CA: Yeah, and that's not to suggest that they are NOT standard in Aussie crime, but it feels, like I said, more illicit...let's just say that it would be far more surprising to me to be held up at gunpoint at home than here. So, I don't know, it just seems more dangerous to me in a weird way. But at the same time...I have no idea why your gun laws are the way they are, but I just think it's madness. Every time there's a really, really awful event like a spree killing or something, I just watch the news and kind of shake my head and go well, when are guys gonna learn? It boggles my mind. And it’s just so sad...

JC: Well, then how do things get done in the underworld over there without the access to guns?

CA: Look, it would be naive to say that we don't have a gun problem. Perhaps it's just better to say we don't have a shooting problem. Comparatively speaking.

JC: Hmm. I think personally, that as an American, my feeling has been that our gun culture comes from taming the Wild West, you couldn't live without one. So it became so ingrained in the country's unconscious, for lack of a better word, that you needed to have one, and of course it’s translated into all sorts of Freudian shit and you know, it's like having two cocks, if one of your cocks could kill somebody, to quote a wiser man than I, but it also continues mostly because it's a more impersonal way to kill somebody. The vast amount of murders in this country are by gun and from a distance. If you have to stab somebody, you have to get up in there and watch them die, but you shoot a guy from down the street, it's a lot more impersonal, to see that as a way that we can distance ourselves – saying we as Americans, not that I've ever obviously ever actually done any of this shit – but it's a more effective, less personal way of getting rid of somebody. And I don't understand it any more than you do. Gun legislation could be a lot stronger, but I'm not out there pushing for it to be stronger, maybe because I've never known anybody to be shot and killed. I see guns, not everyday life, but I've been at parties where someone had a gun and it's scary, but it's a scary that you get used to. I don't know. It's like surviving in the jungle. Not that I could survive in the jungle.

CA: Not without a gun. You need a gun.


CA: Let's get it back to writing and a rather obvious and rather boring question, but it's a question I don't think I've ever asked you – favourite writers.

And if you want to find out who those favourite writers might be, guess what, you'll just have to get back here next week.

I'll also be publicising a couple of projects that these boys have on the back burner waiting to over-boil into our lives. Erupt might have been a better word. You choose when you find out.

Till next week...


  1. This is great stuff. Better than that Kerouac any day!

  2. Blogged this. Made me laugh, if anyone is a larger than life personality, it's Jimmy.

  3. Many chuckles and insights in this interview.

  4. That was really interesting. Those two are characters and it's a great thing they are onto. Loved the punk rock comparisons too. Thanks for posting this!

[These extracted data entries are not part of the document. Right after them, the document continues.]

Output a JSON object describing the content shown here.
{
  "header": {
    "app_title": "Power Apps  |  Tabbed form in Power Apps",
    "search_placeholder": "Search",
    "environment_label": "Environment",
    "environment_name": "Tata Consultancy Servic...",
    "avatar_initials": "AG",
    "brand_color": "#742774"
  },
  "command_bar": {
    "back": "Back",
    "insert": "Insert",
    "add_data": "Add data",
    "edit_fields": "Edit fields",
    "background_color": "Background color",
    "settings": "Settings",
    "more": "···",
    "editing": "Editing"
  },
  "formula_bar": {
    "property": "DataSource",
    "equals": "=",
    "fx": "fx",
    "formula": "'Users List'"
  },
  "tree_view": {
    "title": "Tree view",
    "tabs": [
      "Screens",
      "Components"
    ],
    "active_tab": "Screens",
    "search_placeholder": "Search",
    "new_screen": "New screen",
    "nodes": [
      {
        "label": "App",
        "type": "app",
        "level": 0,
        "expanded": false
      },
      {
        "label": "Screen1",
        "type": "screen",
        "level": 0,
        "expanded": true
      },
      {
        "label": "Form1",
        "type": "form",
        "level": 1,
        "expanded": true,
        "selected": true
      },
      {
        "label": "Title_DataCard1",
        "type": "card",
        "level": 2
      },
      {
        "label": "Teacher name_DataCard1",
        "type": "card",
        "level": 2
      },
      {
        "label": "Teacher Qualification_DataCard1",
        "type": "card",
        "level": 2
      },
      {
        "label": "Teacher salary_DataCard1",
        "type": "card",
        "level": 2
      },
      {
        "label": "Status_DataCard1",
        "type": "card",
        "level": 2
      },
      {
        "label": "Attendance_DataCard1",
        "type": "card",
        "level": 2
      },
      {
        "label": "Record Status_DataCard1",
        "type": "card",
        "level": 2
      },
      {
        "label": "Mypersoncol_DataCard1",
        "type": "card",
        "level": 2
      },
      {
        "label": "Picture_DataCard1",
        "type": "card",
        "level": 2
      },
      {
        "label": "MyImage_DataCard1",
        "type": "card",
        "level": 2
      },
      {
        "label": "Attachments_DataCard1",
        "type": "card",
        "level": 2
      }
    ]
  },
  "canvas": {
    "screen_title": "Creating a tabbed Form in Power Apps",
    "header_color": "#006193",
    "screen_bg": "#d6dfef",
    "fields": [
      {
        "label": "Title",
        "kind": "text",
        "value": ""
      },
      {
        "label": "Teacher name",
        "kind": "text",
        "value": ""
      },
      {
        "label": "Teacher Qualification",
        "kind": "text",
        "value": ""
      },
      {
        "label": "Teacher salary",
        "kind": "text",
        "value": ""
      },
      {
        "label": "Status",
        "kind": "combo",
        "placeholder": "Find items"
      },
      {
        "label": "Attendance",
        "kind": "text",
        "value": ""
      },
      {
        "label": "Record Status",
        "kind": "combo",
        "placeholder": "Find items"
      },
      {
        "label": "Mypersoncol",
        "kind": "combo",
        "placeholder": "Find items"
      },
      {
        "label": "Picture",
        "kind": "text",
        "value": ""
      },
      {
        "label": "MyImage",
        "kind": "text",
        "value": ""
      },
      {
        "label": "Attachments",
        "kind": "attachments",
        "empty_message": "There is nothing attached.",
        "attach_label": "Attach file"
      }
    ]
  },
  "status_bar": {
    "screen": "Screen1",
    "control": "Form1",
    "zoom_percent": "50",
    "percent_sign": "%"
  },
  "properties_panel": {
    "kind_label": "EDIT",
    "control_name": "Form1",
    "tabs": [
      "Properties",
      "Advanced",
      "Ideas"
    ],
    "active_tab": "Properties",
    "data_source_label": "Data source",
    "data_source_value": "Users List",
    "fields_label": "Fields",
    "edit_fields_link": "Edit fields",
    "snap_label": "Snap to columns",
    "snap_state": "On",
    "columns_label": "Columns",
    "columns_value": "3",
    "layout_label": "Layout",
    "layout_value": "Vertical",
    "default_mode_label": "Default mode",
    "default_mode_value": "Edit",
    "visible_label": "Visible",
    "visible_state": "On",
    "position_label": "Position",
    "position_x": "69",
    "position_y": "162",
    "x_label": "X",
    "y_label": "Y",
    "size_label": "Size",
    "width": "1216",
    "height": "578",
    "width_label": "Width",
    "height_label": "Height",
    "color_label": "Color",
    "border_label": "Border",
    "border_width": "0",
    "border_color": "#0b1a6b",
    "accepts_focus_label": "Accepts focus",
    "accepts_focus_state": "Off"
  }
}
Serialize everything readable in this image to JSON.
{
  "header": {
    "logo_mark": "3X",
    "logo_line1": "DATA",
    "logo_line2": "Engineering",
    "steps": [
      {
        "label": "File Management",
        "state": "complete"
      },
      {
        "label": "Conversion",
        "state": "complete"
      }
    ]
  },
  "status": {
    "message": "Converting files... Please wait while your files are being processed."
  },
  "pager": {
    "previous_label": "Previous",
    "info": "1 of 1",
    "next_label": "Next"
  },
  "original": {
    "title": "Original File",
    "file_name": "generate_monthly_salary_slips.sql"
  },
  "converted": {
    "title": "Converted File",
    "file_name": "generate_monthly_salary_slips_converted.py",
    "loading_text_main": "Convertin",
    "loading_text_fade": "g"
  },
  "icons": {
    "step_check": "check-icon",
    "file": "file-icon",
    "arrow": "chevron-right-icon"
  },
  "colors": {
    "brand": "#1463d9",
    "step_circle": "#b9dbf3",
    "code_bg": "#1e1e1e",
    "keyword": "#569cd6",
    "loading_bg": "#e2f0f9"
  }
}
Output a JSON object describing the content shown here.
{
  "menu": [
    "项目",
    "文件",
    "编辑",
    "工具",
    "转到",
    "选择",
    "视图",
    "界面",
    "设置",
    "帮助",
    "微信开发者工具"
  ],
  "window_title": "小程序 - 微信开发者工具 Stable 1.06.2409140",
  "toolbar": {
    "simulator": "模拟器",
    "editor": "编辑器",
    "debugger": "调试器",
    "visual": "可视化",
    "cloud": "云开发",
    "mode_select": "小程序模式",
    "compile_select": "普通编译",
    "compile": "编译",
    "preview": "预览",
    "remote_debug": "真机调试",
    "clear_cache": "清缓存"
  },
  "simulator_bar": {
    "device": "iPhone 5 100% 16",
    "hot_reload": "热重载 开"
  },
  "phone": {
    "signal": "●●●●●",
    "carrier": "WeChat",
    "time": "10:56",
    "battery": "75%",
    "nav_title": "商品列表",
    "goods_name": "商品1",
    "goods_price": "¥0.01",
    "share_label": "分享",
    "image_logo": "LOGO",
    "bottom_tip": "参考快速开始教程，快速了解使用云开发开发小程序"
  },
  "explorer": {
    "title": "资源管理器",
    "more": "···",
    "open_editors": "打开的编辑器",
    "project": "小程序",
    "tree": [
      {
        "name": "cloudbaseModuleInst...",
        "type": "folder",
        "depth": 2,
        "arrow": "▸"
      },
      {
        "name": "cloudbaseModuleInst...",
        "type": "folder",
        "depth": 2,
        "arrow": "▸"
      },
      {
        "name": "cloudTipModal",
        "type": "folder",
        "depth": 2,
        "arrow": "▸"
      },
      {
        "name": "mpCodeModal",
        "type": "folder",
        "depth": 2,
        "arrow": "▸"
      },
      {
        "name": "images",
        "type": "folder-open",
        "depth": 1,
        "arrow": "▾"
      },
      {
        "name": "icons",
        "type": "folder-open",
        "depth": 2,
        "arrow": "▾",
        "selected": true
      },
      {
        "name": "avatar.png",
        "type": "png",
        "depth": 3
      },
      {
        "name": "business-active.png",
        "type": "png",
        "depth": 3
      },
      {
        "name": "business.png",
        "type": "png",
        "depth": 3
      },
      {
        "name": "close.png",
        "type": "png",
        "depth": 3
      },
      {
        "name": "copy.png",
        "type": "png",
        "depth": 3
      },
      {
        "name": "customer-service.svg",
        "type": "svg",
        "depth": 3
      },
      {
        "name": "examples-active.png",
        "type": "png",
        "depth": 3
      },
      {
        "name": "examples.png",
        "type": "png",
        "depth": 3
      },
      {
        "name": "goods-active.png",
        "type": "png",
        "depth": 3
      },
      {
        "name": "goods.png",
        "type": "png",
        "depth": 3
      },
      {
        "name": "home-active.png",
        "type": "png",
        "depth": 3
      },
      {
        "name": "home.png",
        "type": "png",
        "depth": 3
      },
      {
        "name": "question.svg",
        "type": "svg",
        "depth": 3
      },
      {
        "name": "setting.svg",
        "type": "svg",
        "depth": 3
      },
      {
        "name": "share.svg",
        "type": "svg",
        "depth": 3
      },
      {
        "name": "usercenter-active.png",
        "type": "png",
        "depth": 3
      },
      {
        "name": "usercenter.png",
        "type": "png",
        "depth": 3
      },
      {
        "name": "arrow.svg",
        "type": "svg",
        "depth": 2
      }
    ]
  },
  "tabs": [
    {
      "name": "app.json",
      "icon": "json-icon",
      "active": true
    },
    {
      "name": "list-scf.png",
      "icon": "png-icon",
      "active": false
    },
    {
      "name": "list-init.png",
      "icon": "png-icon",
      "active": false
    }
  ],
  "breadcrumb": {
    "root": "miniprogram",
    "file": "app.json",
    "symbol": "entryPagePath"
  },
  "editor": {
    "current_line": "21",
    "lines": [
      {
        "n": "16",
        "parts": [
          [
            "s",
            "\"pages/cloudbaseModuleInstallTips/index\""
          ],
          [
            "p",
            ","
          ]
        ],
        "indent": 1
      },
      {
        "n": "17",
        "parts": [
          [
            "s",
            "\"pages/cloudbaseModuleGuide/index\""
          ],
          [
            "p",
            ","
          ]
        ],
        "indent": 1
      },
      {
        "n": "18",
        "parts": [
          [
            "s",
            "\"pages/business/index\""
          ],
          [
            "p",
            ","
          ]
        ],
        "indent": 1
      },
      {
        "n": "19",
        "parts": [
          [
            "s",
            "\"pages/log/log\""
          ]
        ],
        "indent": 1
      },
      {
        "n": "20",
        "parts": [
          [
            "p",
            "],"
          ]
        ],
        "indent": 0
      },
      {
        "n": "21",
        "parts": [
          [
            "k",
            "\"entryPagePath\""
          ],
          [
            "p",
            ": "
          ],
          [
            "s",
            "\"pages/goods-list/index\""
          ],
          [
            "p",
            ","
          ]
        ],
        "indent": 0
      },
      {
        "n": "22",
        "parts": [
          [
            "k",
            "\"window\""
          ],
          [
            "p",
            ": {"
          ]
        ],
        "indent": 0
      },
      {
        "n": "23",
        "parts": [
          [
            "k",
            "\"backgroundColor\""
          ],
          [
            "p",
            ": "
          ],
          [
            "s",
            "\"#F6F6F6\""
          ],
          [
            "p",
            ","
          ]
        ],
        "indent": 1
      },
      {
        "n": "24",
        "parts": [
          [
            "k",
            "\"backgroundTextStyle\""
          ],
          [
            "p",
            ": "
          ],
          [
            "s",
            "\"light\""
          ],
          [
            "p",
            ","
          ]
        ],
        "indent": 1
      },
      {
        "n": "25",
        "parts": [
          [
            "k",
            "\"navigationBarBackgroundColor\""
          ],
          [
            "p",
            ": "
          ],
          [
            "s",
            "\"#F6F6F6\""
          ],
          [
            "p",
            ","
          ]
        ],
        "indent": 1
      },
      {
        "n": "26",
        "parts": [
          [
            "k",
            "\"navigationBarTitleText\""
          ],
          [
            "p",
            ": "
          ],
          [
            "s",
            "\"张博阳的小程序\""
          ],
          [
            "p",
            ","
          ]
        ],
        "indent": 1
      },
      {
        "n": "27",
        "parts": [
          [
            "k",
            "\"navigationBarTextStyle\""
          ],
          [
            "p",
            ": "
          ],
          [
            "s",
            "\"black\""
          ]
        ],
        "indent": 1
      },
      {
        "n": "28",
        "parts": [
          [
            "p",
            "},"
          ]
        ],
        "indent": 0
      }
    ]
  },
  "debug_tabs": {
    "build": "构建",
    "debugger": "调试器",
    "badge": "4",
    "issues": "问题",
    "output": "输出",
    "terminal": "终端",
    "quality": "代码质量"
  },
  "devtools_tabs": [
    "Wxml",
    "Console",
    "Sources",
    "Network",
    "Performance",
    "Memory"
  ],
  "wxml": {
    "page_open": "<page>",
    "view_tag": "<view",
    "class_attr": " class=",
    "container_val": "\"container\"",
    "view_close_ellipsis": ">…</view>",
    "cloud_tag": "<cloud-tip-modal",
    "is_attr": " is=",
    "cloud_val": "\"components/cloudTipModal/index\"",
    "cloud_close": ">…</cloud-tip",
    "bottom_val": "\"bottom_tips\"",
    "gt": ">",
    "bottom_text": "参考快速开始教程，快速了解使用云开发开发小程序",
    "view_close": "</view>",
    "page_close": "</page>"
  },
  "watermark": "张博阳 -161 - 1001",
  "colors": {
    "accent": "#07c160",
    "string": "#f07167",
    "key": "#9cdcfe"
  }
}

  5. "Bursting then trickling and needs a lot of practice" Dammit Callaway it's not always about sex. And Cam, I wonder why it is, is the way it is in Oz. We know Ellroy is huge in 'Roo Land so, to me, your view of the apathy of the scene came as a bit of a surprise. Keep going. What you're saying is pretty interesting and neither of you have headlocked anyone yet. So let's see what happens next shall we?